Ce texte poétique est
d’abord paru dans Cordes anciennes en
1933. Comme son titre le laisse deviner, Salve
alma parens est une déclaration d’amour à son pays. Dugas s’adresse à lui,
comme on le ferait pour un parent ou pour une femme aimée.
Pour Dugas, le Canada des années 1930
est encore à l’état de projet (plein de promesses) : « Il s’est levé,
certes, et dans l’inexpérience de sa jeunesse, sa confiance inébranlable, il
choisit de ses doigts malhabiles les matériaux du futur, les amasse, les
empile. Vienne l’homme, l’architecte, le créateur, et ces amas de richesses
serviront à la cathédrale, à l’œuvre mûre. »
Son pays, c’est plus qu’un espace
géographique ou socioculturel. C’est le lieu « mental » qui l’a vu naître,
grandir : « À l’ombre de tes tilleuls, ma jeunesse épia les proies du
bonheur ! J’ai couru dans tes chemins, hanté ton église où mon âme, priante, se
mêlait à l’encens et aux grondements des orgues. J’ai tout aimé de toi : terre,
ciel, bois, moissons et les sapins neigeux qui tendaient leurs branches dans
l’hiver inexorable. Et ces veillées pleines de rires, d’histoires et de tabac.
Comme ils fument ton tabac avec délices, les gars, les grands gars de chez nous
! Richesse âcre ou mielleuse, suc de cannelle ou relents d’enfer emportant
bouches et gosiers. »
Mais l’auteur s’interdit de s’en
tenir au passé. Il pose un regard attendri sur le présent, sur la nouvelle
génération : « Les filles sont belles et simples, quoique parées —
quelques-unes, certes, perdues de « manières », de curiosités quotidiennes,
rêvant de chapeaux et de « machines » — Elles aiment les colliers, boucles
d’oreilles, bracelets et tout le reste ; elles s’habillent comme la reine de
Saba ou simplement, sans bijoux et sans fard. / Filles-fleurs qui ploient sous
l’averse ardente des journées d’août. / Filles enrobées dans un manteau
d’hermine et qui, des entrailles du sol, surgissent comme des statues de sel,
car c’est l’hiver. »
« Et tes gars ! — Ils sont
grands de taille, petits, moyens : ce sont des tournesols, des lys, des
soleils. Ils ont un teint rouge vif de pomme, éclat du fruit natal sur l’arbre,
au temps de la cueillette. »
Son admiration de la nature
canadienne y est aussi pour beaucoup dans son attachement au pays : « Ma
terre, quel est donc ton secret ? Tu peux bien me le dire, car je ne le crierai
pas sur les toits. Tout au plus me contenterais-je de confier ce secret aux
pages d’un poème. Dis-moi, les soirs de juillet, lorsque le soleil descend, ne
te retournes-tu pas sur toi-même pour regarder frémir, monter, tel un grand
désir sur l’horizon, ta glèbe ensorcelée, tes animaux, tes forêts, tes
rivières, tes jardins, dans ce ciel qui crépite ainsi qu’un brasier d’amour. »

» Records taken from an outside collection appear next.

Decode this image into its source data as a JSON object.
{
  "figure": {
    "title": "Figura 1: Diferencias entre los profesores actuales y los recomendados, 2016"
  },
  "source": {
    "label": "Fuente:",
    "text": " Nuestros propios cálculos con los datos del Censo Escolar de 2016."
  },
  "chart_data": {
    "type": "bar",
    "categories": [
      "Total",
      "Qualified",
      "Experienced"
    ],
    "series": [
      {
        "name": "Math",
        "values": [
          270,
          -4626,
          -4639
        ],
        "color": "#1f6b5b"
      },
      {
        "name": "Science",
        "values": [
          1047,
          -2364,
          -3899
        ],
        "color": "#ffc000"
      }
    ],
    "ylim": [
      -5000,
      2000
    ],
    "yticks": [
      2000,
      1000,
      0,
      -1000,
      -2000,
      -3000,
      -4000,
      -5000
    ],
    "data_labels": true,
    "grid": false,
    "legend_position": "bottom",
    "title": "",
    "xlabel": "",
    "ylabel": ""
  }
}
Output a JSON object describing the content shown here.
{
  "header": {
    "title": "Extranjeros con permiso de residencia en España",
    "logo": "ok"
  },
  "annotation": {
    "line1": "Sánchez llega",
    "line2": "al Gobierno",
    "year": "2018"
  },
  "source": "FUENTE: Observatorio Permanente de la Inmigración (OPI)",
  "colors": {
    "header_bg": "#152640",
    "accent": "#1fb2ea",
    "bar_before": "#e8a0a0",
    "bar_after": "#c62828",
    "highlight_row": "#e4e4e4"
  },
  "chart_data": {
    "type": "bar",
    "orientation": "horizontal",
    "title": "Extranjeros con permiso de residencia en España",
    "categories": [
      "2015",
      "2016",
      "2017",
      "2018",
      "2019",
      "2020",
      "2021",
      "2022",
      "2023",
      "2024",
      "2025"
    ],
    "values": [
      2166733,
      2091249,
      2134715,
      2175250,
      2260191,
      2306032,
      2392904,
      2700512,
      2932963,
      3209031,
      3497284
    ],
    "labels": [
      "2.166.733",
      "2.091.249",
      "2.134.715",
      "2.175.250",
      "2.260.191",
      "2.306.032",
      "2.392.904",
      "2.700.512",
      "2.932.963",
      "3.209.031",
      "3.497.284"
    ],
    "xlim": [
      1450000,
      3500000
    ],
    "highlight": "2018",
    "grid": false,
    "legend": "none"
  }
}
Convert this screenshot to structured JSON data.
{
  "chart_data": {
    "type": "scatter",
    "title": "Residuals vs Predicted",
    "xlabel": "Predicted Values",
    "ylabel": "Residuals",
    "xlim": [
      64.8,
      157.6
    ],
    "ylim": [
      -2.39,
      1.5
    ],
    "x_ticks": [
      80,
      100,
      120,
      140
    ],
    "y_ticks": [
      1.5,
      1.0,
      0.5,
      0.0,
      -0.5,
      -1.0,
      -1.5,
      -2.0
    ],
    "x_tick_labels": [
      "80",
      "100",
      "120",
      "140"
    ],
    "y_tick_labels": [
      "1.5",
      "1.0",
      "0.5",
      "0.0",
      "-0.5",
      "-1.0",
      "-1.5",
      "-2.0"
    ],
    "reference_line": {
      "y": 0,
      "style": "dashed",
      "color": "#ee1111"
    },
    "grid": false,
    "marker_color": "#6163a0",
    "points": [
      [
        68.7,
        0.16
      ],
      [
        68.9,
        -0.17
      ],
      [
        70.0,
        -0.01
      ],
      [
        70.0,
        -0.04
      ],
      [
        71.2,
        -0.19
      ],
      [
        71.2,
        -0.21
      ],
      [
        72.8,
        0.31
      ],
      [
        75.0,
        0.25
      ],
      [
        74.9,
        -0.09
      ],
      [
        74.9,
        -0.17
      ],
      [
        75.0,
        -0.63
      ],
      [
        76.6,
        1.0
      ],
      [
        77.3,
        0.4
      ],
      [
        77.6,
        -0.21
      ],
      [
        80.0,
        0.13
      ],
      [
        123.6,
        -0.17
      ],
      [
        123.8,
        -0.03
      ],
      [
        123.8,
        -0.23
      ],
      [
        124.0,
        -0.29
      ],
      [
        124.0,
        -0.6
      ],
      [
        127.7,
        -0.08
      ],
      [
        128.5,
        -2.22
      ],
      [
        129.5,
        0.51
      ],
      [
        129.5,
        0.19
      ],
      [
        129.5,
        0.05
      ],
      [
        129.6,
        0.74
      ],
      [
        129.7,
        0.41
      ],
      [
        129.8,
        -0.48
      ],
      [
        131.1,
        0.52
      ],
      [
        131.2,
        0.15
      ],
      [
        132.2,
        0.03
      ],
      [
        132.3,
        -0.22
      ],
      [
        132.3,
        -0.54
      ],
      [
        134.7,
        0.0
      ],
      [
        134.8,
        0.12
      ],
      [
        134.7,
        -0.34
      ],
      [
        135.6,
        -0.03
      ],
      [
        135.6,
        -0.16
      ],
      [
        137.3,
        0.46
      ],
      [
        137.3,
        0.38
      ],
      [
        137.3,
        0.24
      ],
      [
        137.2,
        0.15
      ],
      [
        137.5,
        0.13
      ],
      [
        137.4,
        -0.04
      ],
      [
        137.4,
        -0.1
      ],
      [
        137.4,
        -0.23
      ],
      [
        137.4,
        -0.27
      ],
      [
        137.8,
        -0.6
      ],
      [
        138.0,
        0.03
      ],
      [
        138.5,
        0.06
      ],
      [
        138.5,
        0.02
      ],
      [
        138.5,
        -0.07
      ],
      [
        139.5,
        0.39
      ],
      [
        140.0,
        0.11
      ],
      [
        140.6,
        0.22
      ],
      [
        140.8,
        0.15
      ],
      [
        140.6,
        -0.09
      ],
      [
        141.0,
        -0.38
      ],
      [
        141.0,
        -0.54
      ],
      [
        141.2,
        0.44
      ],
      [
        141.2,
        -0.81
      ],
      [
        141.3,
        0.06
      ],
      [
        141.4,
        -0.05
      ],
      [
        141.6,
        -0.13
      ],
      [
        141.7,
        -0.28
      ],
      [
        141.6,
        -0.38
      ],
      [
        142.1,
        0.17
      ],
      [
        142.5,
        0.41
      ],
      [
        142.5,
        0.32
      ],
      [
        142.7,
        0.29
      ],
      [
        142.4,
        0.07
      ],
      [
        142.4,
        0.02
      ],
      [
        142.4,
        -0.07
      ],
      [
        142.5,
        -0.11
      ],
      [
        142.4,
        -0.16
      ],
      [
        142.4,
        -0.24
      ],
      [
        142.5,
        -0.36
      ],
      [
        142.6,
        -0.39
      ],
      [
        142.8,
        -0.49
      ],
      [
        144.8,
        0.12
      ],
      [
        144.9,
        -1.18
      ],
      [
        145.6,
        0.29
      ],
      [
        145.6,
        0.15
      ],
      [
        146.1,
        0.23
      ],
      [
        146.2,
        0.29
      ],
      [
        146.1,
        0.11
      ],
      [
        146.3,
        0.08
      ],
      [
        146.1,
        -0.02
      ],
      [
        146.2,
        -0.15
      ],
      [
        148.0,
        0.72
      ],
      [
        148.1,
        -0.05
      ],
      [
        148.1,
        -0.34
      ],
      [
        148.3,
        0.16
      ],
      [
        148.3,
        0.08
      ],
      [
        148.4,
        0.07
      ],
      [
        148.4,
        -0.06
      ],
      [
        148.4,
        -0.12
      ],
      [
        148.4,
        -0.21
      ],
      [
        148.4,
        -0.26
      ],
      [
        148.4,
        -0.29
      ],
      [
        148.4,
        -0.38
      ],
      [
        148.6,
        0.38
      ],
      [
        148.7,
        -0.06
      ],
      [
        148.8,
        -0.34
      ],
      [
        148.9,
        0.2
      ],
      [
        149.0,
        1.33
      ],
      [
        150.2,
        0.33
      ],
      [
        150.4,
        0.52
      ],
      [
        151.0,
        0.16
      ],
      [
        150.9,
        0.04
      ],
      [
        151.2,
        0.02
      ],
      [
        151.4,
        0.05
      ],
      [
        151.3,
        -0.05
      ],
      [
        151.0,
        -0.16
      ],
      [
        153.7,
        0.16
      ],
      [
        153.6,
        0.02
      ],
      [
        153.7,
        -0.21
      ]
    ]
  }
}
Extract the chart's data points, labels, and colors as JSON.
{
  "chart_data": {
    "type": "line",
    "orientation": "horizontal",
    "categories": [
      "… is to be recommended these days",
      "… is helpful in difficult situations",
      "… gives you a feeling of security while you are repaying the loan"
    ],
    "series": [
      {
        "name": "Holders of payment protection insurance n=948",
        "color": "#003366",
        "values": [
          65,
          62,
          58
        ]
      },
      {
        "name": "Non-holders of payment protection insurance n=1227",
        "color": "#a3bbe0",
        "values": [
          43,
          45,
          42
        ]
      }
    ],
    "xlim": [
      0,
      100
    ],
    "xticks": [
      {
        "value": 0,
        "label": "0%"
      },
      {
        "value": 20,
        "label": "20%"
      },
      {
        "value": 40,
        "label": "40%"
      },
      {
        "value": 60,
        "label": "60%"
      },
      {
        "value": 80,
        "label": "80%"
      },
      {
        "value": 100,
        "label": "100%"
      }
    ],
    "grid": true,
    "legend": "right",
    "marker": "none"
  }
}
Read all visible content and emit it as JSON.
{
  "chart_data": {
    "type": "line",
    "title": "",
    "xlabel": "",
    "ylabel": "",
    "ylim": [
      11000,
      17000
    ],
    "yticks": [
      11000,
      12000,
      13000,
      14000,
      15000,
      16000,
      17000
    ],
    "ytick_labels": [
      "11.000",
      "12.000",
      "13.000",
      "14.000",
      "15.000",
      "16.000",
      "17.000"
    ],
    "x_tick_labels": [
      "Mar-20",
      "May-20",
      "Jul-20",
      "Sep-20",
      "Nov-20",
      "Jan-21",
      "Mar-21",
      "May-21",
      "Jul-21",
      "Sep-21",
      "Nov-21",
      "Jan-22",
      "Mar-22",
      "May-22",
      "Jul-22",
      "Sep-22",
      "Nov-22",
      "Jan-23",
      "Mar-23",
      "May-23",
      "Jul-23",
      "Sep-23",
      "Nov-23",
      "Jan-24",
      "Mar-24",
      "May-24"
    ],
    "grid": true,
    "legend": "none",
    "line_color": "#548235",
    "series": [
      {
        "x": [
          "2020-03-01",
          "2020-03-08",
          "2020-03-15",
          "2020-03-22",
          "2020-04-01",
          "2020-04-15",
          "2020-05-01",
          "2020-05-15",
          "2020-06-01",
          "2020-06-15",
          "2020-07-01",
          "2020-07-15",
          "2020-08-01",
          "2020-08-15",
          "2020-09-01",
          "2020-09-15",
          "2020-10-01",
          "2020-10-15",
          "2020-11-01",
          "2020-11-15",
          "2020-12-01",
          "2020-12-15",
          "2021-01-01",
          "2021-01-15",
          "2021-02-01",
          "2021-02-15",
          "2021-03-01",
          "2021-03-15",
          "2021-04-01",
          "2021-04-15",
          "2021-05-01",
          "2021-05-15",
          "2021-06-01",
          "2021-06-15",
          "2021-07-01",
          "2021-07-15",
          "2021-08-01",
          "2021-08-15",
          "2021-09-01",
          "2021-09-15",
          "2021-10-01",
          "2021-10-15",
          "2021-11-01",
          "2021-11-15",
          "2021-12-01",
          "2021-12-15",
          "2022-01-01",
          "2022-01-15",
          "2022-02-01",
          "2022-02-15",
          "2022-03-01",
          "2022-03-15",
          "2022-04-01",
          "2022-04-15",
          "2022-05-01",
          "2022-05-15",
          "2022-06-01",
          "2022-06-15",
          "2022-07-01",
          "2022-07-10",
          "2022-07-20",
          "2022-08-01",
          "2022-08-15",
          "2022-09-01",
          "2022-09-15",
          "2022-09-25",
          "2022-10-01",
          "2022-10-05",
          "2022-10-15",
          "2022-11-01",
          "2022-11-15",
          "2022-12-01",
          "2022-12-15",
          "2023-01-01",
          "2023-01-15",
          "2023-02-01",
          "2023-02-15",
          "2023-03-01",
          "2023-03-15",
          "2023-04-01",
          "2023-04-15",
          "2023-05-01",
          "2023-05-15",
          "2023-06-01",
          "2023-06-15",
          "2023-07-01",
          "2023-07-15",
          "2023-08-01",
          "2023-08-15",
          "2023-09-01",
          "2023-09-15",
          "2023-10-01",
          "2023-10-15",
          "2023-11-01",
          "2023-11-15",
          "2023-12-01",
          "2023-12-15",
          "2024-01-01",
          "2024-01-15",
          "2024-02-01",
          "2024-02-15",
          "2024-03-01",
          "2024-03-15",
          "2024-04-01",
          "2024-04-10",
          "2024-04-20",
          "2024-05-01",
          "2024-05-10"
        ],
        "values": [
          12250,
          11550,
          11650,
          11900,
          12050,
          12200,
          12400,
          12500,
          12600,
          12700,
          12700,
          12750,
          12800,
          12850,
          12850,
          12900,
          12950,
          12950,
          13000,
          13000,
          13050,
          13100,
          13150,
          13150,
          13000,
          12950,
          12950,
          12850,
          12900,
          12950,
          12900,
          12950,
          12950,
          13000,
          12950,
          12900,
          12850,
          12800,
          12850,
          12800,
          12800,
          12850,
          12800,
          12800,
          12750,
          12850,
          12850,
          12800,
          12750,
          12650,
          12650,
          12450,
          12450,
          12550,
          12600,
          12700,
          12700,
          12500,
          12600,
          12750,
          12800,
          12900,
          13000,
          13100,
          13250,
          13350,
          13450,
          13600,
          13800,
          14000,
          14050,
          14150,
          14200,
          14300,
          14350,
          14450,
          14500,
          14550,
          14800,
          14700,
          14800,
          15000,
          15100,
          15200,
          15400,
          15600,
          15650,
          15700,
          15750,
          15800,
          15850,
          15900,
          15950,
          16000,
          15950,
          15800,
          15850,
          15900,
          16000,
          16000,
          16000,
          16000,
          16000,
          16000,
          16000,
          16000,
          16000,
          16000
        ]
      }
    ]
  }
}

Dans la dernière partie, la plus
touchante du recueil, le destinataire n’est plus la mère nourricière, mais Dieu
lui-même. On est devant un homme vieillissant qui se penche sur son passé. Le
bilan n’a rien de factuel : c’est plutôt celui d’un jouisseur et d’un
intellectuel qui essaie de comprendre ce qui l’a guidé. On y sent bien un
repentir, la recherche d’une rédemption, mais jamais de regrets. Dugas explique
que son amour des joies terrestres n’a jamais effacé son amour de Dieu :
« Seigneur, vous avez créé les fleurs, la nuit et le jour, et l’homme avec
ses cinq sens. Vous avez placé cet homme parmi les fleurs et vous lui avez
donné des yeux pour regarder la terre qui est belle. Vous l’avez induit en
tentation. Et il s’est approché de ces fleurs avec ses cinq sens. Il a voulu
les respirer, les presser sur sa bouche, les étreindre. Et parce qu’il avait
une volonté, il en a usé pour son plaisir durant les rapides minutes que vous
lui avez accordées pour vivre cette vie. À cause de cette volonté qui lui vient
de vous, et parce qu’il était fait selon votre ressemblance, il a voulu être
maître de tout. Mais un maître sans sagesse, faillible, entouré de lisières et
d’empêchements. Et parce qu’il était faible et malheureux, il a tenté de
parfaire son désir. / […] / Cet homme s’est ingénié à faire éclater ses
limites. Pardonnez à cet homme qui n’est pas autre chose qu’un homme et qui,
certes, n’a rien d’un dieu. / Il vous a tant aimé, jadis, quand votre nom
passait sur ses lèvres d’enfant. N’a-t-il pas usé de ses genoux les marches de
vos temples et mangé à ces Tables où vous distribuez le pain des élus ? / Il vous a tant aimé avant de s’approcher de
ce monde avec les cinq sens que vous lui avez donnés. »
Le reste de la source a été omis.